Hey all, so I’ve implemented swimming in my game and it was shockingly easy.
My one question however, is how do you get the character to lock to the water’s surface when you get to the top? I see it in so many games, but I haven’t the foggiest how it’s implemented.
Thanks Narwot, that’s definitely an interesting idea. So the difficulty is that if you enter the water volume, you go into “Swimming mode” which I want, because it gives it a true feeling of being able to dive into the water. I want it to lock the player to the surface when you get to the top of the volume, so the issue is how do I register when the player is at the top of the volume. Right now, as soon as you breach the top of the water even a bit, the game registers this as an “End overlap” but in my mind, it’s not ended yet because the player’s lower half is still in the water. I wonder if there’s a “Fully end overlap” rather than a “Start to end overlap” which is how the end overlap seems to behave.
Also, when it comes to locking the player to the surface, or as you suggest, locking them to a specific world height, I’m not sure how I would accomplish that. I’d have to somehow disable the physics simulation that they get when they’re in the water… disable gravity or what have you… also as it’s first person, I’d want them to be able to move in all axis along the water surface, but not be able to dive. I don’t know… I can’t even begin to imagine the logic behind this to start figuring out the code for it. But it has to be achievable since so many games have this functionality.
Also thanks Everynone. Glad you like how it’s looking so far
Add a sphere collision at chest height. When that overlaps the water volume, they are in swimmable water (set swimming). After a dive, when they reach the top (surface), disable dive/down movement input, jump, and limit mouse pitch/yaw (rotation) to a set amount of degrees until the collision ends overlap.
Hmmm… I see what you’re thinking… not sure if this will get the results I’m looking for, but it’s definitely in the right direction. I’m now picturing the swimming on the surface where the charter’s top half of the body is permanently out of the water which isn’t quite what I had in mind, but it definitely gets me thinking. My concern is that when you’re in swimming mode, gravity is pulling you down still, so how do you prevent that? Maybe I need to disable gravity at that point? I’ll play around with it for sure.
When you get to the surface and aren’t moving you’re treading. Once you apply movement you go into a swimming animation. Basically toggling blend spaces.
Oh and under character movement: swimming, there should be a buoyancy setting. You can adjust this at runtime. So when the character reaches the surface (collision end overlap) you can increase buoyancy. If they input dive, decrease, then apply movement. etc & so forth.

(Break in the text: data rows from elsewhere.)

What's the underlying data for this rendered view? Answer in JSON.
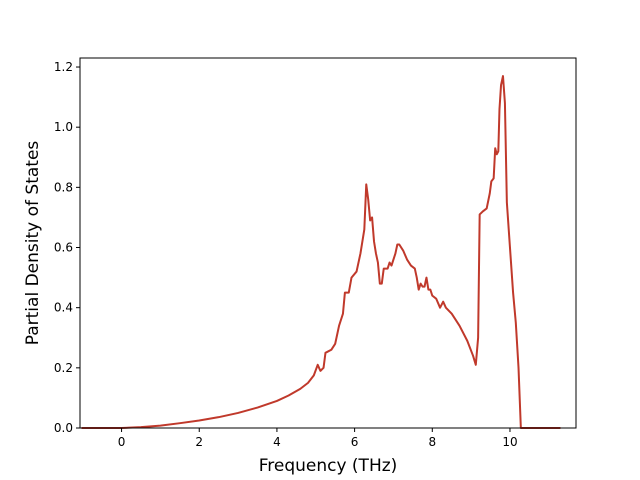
{
  "chart_data": {
    "type": "line",
    "title": "",
    "xlabel": "Frequency (THz)",
    "ylabel": "Partial Density of States",
    "xlim": [
      -1.07,
      11.7
    ],
    "ylim": [
      0.0,
      1.23
    ],
    "xticks": [
      0,
      2,
      4,
      6,
      8,
      10
    ],
    "yticks": [
      0.0,
      0.2,
      0.4,
      0.6,
      0.8,
      1.0,
      1.2
    ],
    "xtick_labels": [
      "0",
      "2",
      "4",
      "6",
      "8",
      "10"
    ],
    "ytick_labels": [
      "0.0",
      "0.2",
      "0.4",
      "0.6",
      "0.8",
      "1.0",
      "1.2"
    ],
    "grid": false,
    "series": [
      {
        "color": "#c0392b",
        "points": [
          [
            -1.03,
            0.0
          ],
          [
            0.0,
            0.0
          ],
          [
            0.5,
            0.003
          ],
          [
            1.0,
            0.008
          ],
          [
            1.5,
            0.016
          ],
          [
            2.0,
            0.025
          ],
          [
            2.5,
            0.036
          ],
          [
            3.0,
            0.05
          ],
          [
            3.5,
            0.068
          ],
          [
            4.0,
            0.09
          ],
          [
            4.3,
            0.108
          ],
          [
            4.6,
            0.13
          ],
          [
            4.8,
            0.15
          ],
          [
            4.95,
            0.175
          ],
          [
            5.05,
            0.21
          ],
          [
            5.12,
            0.19
          ],
          [
            5.2,
            0.2
          ],
          [
            5.25,
            0.25
          ],
          [
            5.4,
            0.26
          ],
          [
            5.5,
            0.28
          ],
          [
            5.6,
            0.34
          ],
          [
            5.7,
            0.38
          ],
          [
            5.75,
            0.45
          ],
          [
            5.85,
            0.45
          ],
          [
            5.92,
            0.5
          ],
          [
            6.05,
            0.52
          ],
          [
            6.15,
            0.58
          ],
          [
            6.25,
            0.66
          ],
          [
            6.3,
            0.81
          ],
          [
            6.35,
            0.76
          ],
          [
            6.4,
            0.69
          ],
          [
            6.45,
            0.7
          ],
          [
            6.5,
            0.62
          ],
          [
            6.55,
            0.58
          ],
          [
            6.6,
            0.55
          ],
          [
            6.65,
            0.48
          ],
          [
            6.7,
            0.48
          ],
          [
            6.75,
            0.53
          ],
          [
            6.85,
            0.53
          ],
          [
            6.9,
            0.55
          ],
          [
            6.95,
            0.54
          ],
          [
            7.05,
            0.58
          ],
          [
            7.1,
            0.61
          ],
          [
            7.15,
            0.61
          ],
          [
            7.25,
            0.59
          ],
          [
            7.35,
            0.56
          ],
          [
            7.45,
            0.54
          ],
          [
            7.55,
            0.53
          ],
          [
            7.6,
            0.5
          ],
          [
            7.65,
            0.46
          ],
          [
            7.7,
            0.48
          ],
          [
            7.75,
            0.47
          ],
          [
            7.8,
            0.47
          ],
          [
            7.85,
            0.5
          ],
          [
            7.9,
            0.46
          ],
          [
            7.95,
            0.46
          ],
          [
            8.0,
            0.44
          ],
          [
            8.1,
            0.43
          ],
          [
            8.2,
            0.4
          ],
          [
            8.28,
            0.42
          ],
          [
            8.35,
            0.4
          ],
          [
            8.5,
            0.38
          ],
          [
            8.7,
            0.34
          ],
          [
            8.9,
            0.29
          ],
          [
            9.05,
            0.24
          ],
          [
            9.12,
            0.21
          ],
          [
            9.18,
            0.3
          ],
          [
            9.22,
            0.71
          ],
          [
            9.3,
            0.72
          ],
          [
            9.4,
            0.73
          ],
          [
            9.48,
            0.78
          ],
          [
            9.52,
            0.82
          ],
          [
            9.58,
            0.83
          ],
          [
            9.62,
            0.93
          ],
          [
            9.66,
            0.91
          ],
          [
            9.7,
            0.92
          ],
          [
            9.73,
            1.06
          ],
          [
            9.77,
            1.14
          ],
          [
            9.82,
            1.17
          ],
          [
            9.87,
            1.08
          ],
          [
            9.92,
            0.75
          ],
          [
            10.0,
            0.6
          ],
          [
            10.08,
            0.45
          ],
          [
            10.15,
            0.35
          ],
          [
            10.22,
            0.2
          ],
          [
            10.28,
            0.0
          ],
          [
            11.3,
            0.0
          ]
        ]
      }
    ]
  }
}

This isn’t applicable in all instances of water volume interaction. For example if you’re less than chest deep. Say waist or ankle deep. Don’t want to be in a swimming state in those situations.
Generally you’ll add a sphere collision component to the character class, positioned at the chest. You’d use this to help in the determination of whether you should be swimming or not. Gets tricky/complicated when you have prone states allowing you to crawl into a water volume. Say like a beach scene.
To anyone still wondering easily swim on surface by doing this:
Create an actor with collision and buoyancy, add it as a child actor to your character, and update it’s XY location to match the character’s location. Then, when want to swim on the surface, make character lerp it’s Z coordinate to the child actor.
Too right! Have that exact problem with mine! Might try adding another “water detection” collision sphere which is turned on when the player goes into a prone position offset to be above the character, with an overlap function set to loop through and detect a named water body (which has a name tag), or maybe on tick and prone - check for it there? Just a thought!